In this method, we utilize the scipy.special.hermite which generates Hermite polynomial objects. After generating the polynomial with desired order, we then differentiate using standard polynomial differentiation techniques available in numpy.

Here’s an example:

from scipy.special import hermite
import numpy as np

# Generate Hermite polynomial of order 3
H3 = hermite(3)

# Convert to the polynomial class to differentiate
H3_poly = np.polynomial.Polynomial(H3.c[::-1])  # Reverse coefficients order
first_derivative = H3_poly.deriv()
second_derivative = first_derivative.deriv()
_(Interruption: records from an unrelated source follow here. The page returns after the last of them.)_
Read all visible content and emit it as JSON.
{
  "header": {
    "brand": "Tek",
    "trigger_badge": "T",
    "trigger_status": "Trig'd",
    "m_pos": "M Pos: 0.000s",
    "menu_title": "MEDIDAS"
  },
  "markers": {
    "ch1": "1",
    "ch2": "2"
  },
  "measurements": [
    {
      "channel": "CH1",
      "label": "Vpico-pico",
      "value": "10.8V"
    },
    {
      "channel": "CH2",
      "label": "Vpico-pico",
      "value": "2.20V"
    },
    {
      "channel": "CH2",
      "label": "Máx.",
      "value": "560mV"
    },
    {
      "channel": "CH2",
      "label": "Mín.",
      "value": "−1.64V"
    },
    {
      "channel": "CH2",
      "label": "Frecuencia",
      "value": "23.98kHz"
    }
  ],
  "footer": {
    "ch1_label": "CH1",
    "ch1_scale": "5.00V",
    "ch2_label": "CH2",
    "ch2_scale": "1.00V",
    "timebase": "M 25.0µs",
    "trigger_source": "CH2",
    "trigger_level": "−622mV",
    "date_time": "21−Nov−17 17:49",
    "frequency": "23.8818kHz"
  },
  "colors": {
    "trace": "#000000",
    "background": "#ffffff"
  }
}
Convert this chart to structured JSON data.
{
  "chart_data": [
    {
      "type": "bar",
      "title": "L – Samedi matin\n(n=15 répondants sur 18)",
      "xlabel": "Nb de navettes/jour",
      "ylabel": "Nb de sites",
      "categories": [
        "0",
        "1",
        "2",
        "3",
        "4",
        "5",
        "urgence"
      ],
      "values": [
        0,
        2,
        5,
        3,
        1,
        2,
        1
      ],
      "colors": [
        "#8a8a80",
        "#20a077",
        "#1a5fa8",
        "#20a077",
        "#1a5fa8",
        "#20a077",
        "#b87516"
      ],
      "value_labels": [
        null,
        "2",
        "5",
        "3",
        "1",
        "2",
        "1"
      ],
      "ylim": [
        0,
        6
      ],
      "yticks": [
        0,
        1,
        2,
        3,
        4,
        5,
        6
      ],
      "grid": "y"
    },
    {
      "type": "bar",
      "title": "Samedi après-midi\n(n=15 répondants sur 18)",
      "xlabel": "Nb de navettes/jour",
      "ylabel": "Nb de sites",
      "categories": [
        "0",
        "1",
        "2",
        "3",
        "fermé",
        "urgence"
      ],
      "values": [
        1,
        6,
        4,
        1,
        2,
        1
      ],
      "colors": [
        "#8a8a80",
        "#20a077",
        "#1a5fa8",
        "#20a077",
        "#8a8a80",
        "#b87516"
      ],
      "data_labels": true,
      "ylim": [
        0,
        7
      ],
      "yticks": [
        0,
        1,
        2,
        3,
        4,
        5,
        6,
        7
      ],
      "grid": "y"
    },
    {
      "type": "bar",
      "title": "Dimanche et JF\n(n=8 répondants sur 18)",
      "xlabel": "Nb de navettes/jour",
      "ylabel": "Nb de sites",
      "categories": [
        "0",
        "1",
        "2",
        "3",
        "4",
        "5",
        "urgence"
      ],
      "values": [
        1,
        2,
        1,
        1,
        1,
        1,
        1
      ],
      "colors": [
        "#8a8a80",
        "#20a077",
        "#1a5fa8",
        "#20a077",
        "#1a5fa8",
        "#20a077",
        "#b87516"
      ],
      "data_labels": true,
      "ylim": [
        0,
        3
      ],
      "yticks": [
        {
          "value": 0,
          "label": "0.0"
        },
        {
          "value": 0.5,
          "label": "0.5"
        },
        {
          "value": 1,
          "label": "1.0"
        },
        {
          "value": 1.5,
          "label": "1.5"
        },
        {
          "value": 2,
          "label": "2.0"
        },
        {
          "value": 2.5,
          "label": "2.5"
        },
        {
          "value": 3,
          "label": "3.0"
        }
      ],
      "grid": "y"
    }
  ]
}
print("First Derivative Coefficients:", first_derivative.coef)
print("Second Derivative Coefficients:", second_derivative.coef)

Output:

First Derivative Coefficients: [ 24. -36.  24.]
Second Derivative Coefficients: [0. 48.]

This snippet utilizes the strength of the SciPy library together with NumPy to handle Hermite polynomials. The hermite function within SciPy creates a polynomial given the order, and subsequent differentiations are performed using the NumPy polynomial class.

Bonus One-Liner Method 5: Lambdify and NumPy Derivative

For a quick and practical application, you can use sympy.lambdify to create a lambda function of a Hermite polynomial and then use numpy.gradient to approximate the derivative numerically.

Here’s an example:

from sympy import symbols, hermite, lambdify
import numpy as np

# Define symbol and Hermite polynomial
x = symbols('x')
H3 = hermite(3, x)

# Lambda function of Hermite polynomial
H3_func = lambdify(x, H3, modules=["numpy"])

# Evaluate on a grid and take derivative
x_vals = np.linspace(-2, 2, 100)
H3_vals = H3_func(x_vals)
first_derivative_vals = np.gradient(H3_vals, x_vals[1] - x_vals[0])

print("Approximate First Derivative at x=0:", first_derivative_vals[50])

Output:

Approximate First Derivative at x=0: -12.000000000000007

In just a few lines, we have a numerical approximation of the first derivative of the Hermite polynomial. This method is useful for quick calculations but sacrifices the exactness of symbolic differentiation for numerical approximation.

Summary/Discussion

  • Method 1: NumPy’s polynomial.hermite_e module. Utilizes an official NumPy module designed for polynomial operations. Simplifies the process with object-oriented practices. May not be as precise as symbolic differentiation for floating-point operations.
  • Method 2: Sympy for Symbolic Differentiation. Offers exact results with symbolic calculus. Suitable for both academic and theoretical applications. May be less efficient for large-scale numerical computations.
  • Method 3: Manual Differentiation and Coefficient Extraction. Provides an understanding of the underlying mathematical process. Simple and direct, with no external library dependencies. Can be cumbersome and error-prone for complex polynomials.
  • Method 4: scipy.special.hermite Function. Benefits from SciPy’s specialized functions for Hermite polynomials. Bridges between symbolic generation and numerical differentiation. Requires familiarity with both SciPy and NumPy libraries.
  • Bonus One-Liner Method 5: Lambdify and NumPy Derivative. Gives a quick numerical approximation. Ideal for on-the-fly calculations. Not as accurate as symbolic methods and sensitive to the choice of discretization in np.linspace().